The winning team on Wednesday evening was M&S Guitar. The team plans to offer customizable guitars with the same quality sound as many classic designs, but at more affordable prices.
The team stressed that they didn’t want guitar purchasing to have to be based on “the size of a wallet or the excellence of talent.”
The two other teams competing were SurpriseMe and Campus Corner Laundry. SurpriseMe is an app that would allow users to create a profile with their favorite items. Businesses would also have a profile and other users could purchase items for their friends using the app. Campus Corner Laundry is a plan for an on-campus laundry service that would be run out of the Brower Student Center. Students would purchase different plans depending on how frequently they wanted their laundry done.
Each team was required to present their business plan to a panel of judges. The judges were then free to ask the team questions about the finances and operations of the potential company.
The idea for M&S Guitar’s product came from senior mechanical engineering major Alex Matteson. Matteson has been playing guitar since he was nine years old, and making the guitar had been a project he was working on by himself.
“People would come in and out of the machine shop here at the school and I would say, ‘I am doing this, this and this,’” Matteson said. “And enough people said, ‘Hey, why don’t you try entering it in the business plan competition,’ that I figured I would go to the info session.”
From there, Matteson asked two of his closest friends, Tim Pfenninger, junior finance major and James Seyffart, junior accounting major, to join him.

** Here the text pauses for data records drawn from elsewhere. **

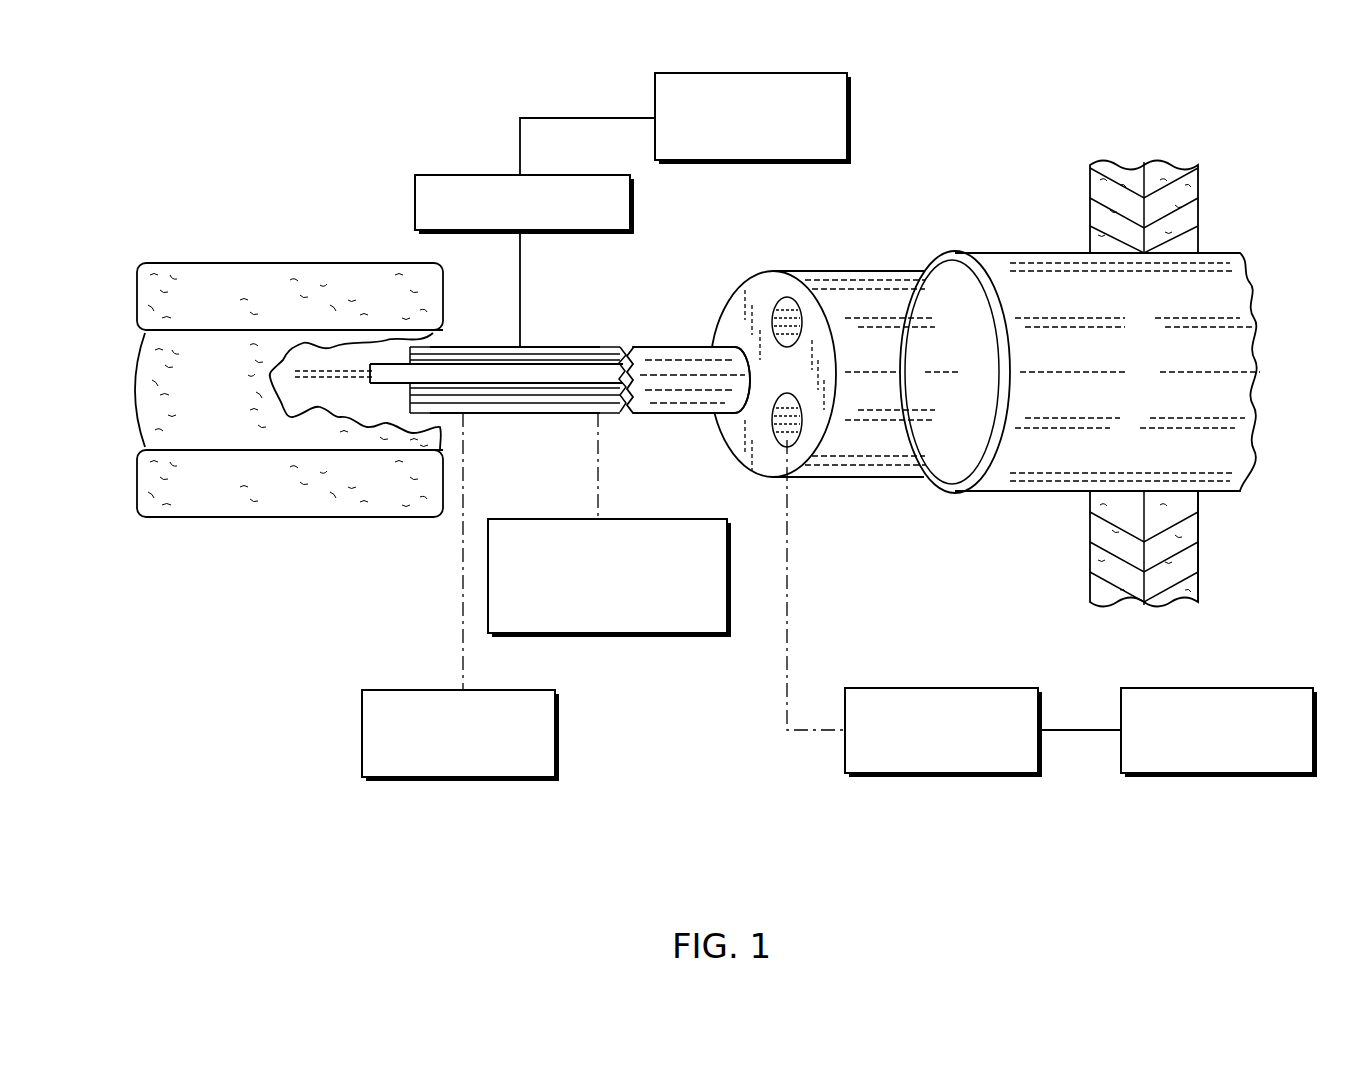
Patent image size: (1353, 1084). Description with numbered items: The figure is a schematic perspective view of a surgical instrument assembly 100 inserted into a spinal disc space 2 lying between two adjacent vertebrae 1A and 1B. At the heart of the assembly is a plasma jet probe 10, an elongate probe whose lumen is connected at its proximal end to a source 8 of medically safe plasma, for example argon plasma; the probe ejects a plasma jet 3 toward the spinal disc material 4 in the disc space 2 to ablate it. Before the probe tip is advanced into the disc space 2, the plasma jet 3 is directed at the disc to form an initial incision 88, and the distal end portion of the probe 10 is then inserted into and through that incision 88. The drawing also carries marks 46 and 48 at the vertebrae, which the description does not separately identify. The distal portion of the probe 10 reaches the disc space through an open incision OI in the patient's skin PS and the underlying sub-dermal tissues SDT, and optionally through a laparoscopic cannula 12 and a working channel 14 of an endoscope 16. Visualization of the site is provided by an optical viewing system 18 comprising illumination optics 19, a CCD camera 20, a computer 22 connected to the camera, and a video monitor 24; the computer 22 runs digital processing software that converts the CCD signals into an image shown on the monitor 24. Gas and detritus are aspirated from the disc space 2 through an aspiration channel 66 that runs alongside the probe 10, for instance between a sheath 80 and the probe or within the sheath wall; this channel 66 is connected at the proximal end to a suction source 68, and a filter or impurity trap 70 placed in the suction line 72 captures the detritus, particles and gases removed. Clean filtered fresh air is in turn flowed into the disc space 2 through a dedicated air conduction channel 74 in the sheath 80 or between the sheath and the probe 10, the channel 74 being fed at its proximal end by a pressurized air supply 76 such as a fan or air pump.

The vertebra 1A is at (207, 270).
The vertebra 1B is at (207, 512).
The spinal disc space 2 is at (121, 394).
The plasma jet 3 is at (347, 368).
The spinal disc material 4 is at (307, 406).
The source of plasma 8 is at (397, 690).
The plasma jet probe 10 is at (501, 379).
The laparoscopic cannula 12 is at (1000, 493).
The working channel 14 is at (742, 390).
The endoscope 16 is at (854, 271).
The optical viewing system 18 is at (829, 665).
The illumination optics 19 is at (781, 318).
The CCD camera 20 is at (782, 442).
The computer 22 is at (894, 688).
The video monitor 24 is at (1174, 688).
The upper vertebral endplate 46 is at (210, 336).
The lower vertebral endplate 48 is at (207, 447).
The aspiration channel 66 is at (597, 345).
The suction source 68 is at (705, 73).
The filter or impurity trap 70 is at (459, 175).
The suction line 72 is at (518, 135).
The air conduction channel 74 is at (613, 399).
The pressurized air supply 76 is at (535, 519).
The sheath 80 is at (664, 335).
The initial incision 88 is at (437, 346).
The surgical instrument assembly 100 is at (334, 606).
The open incision OI is at (1198, 253).
The sub-dermal tissues SDT is at (1097, 560).
The patient's skin PS is at (1198, 560).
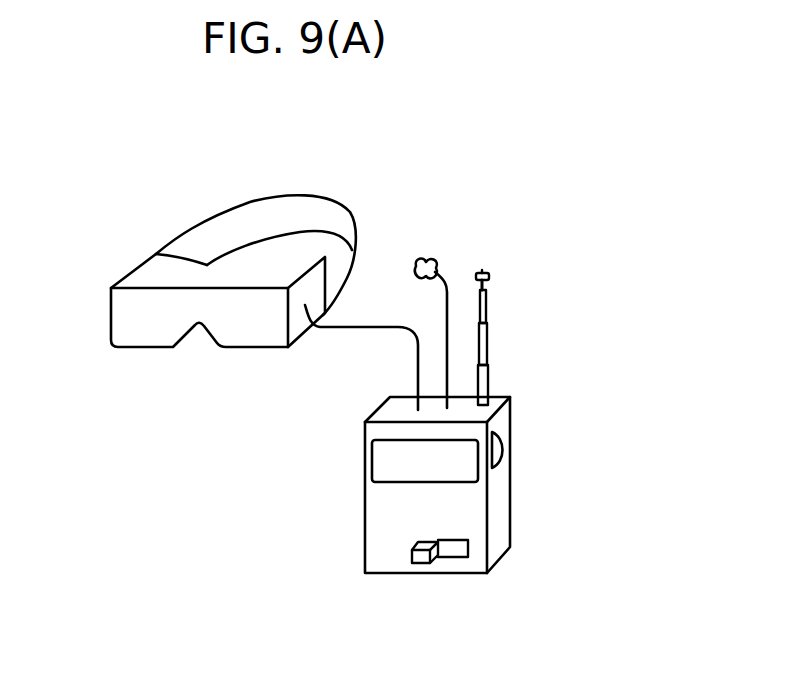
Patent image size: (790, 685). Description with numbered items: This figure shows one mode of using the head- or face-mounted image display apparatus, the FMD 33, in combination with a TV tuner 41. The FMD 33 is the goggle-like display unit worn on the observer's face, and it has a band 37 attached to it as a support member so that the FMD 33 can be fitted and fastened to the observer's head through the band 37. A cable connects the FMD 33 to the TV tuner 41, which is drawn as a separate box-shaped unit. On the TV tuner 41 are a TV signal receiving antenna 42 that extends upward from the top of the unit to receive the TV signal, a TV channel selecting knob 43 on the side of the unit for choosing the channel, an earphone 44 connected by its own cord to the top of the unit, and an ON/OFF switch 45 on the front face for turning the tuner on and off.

The FMD 33 is at (138, 330).
The band 37 is at (267, 200).
The TV tuner 41 is at (520, 408).
The TV signal receiving antenna 42 is at (488, 307).
The TV channel selecting knob 43 is at (504, 455).
The earphone 44 is at (433, 260).
The ON/OFF switch 45 is at (422, 562).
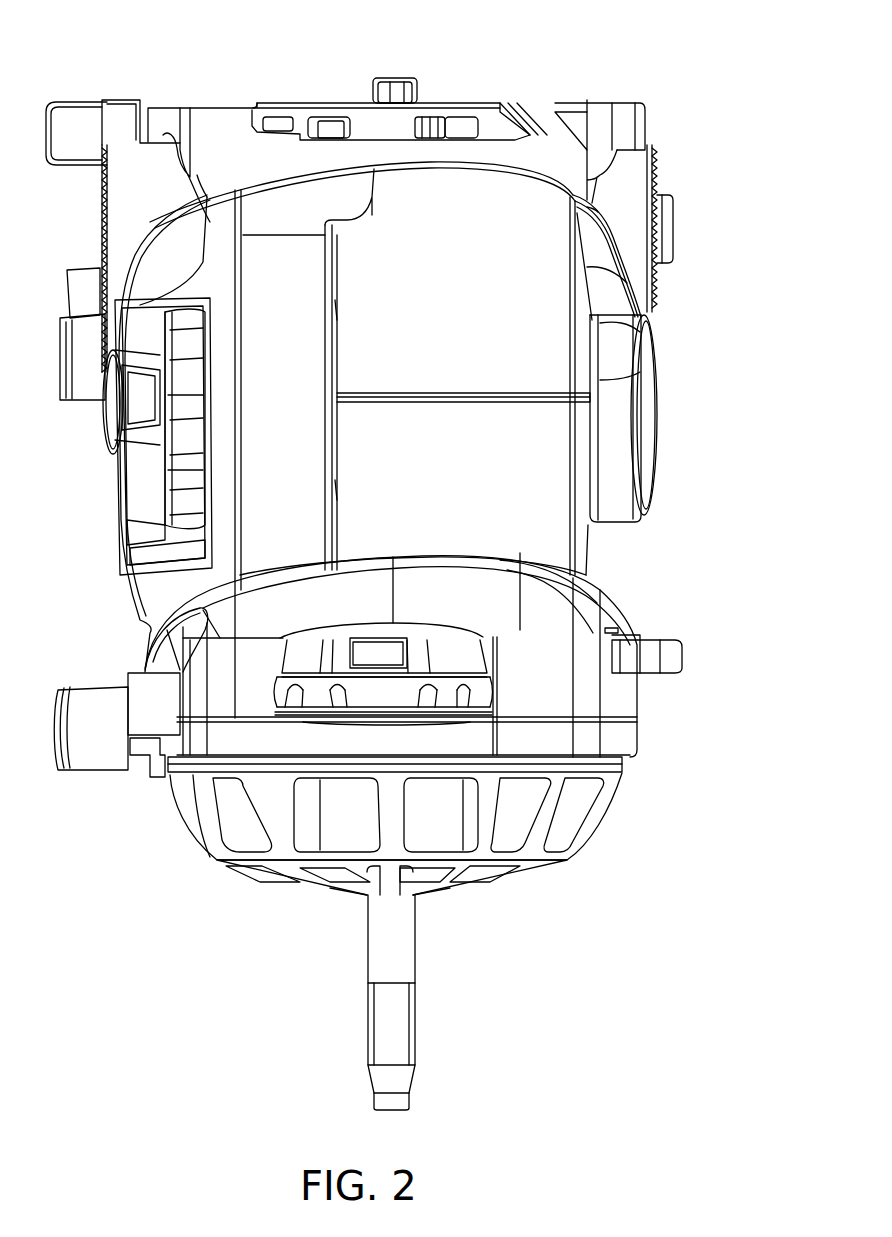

“I got two of my friends who were the best business people I knew, and we put a team together,” Matteson said.
The team plans to grow their business with the $12,000 awarded by the competition. They will work together on the weekends to build guitars that are ordered online as well as guitars they sell at shows.
“The reason why in our business plan we can offer these guitars starting at $900 is because we are in a unique situation,” Matteson said. “The skilled labor is the owner of the company.” The team only needs to sell 18 guitars in the first year in order to be profitable.
Judges told M&S Guitars that they were victorious because it was evident that even if the competition didn’t exist, they would still be working on starting this business. They had the interest and drive.
Next year the business school hopes to raise greater interest in the competition by having a larger monetary award.
“I hope to make things a little more interesting next year,” Keep said, “and I can tell you (the prize money) will not be going down.”
When asked what he learned from the competition, Matteson said, “It isn’t work if you like it. When you are cursing at it at the end of the day, you can step back and say it is still a guitar, and honestly guitars are cool.”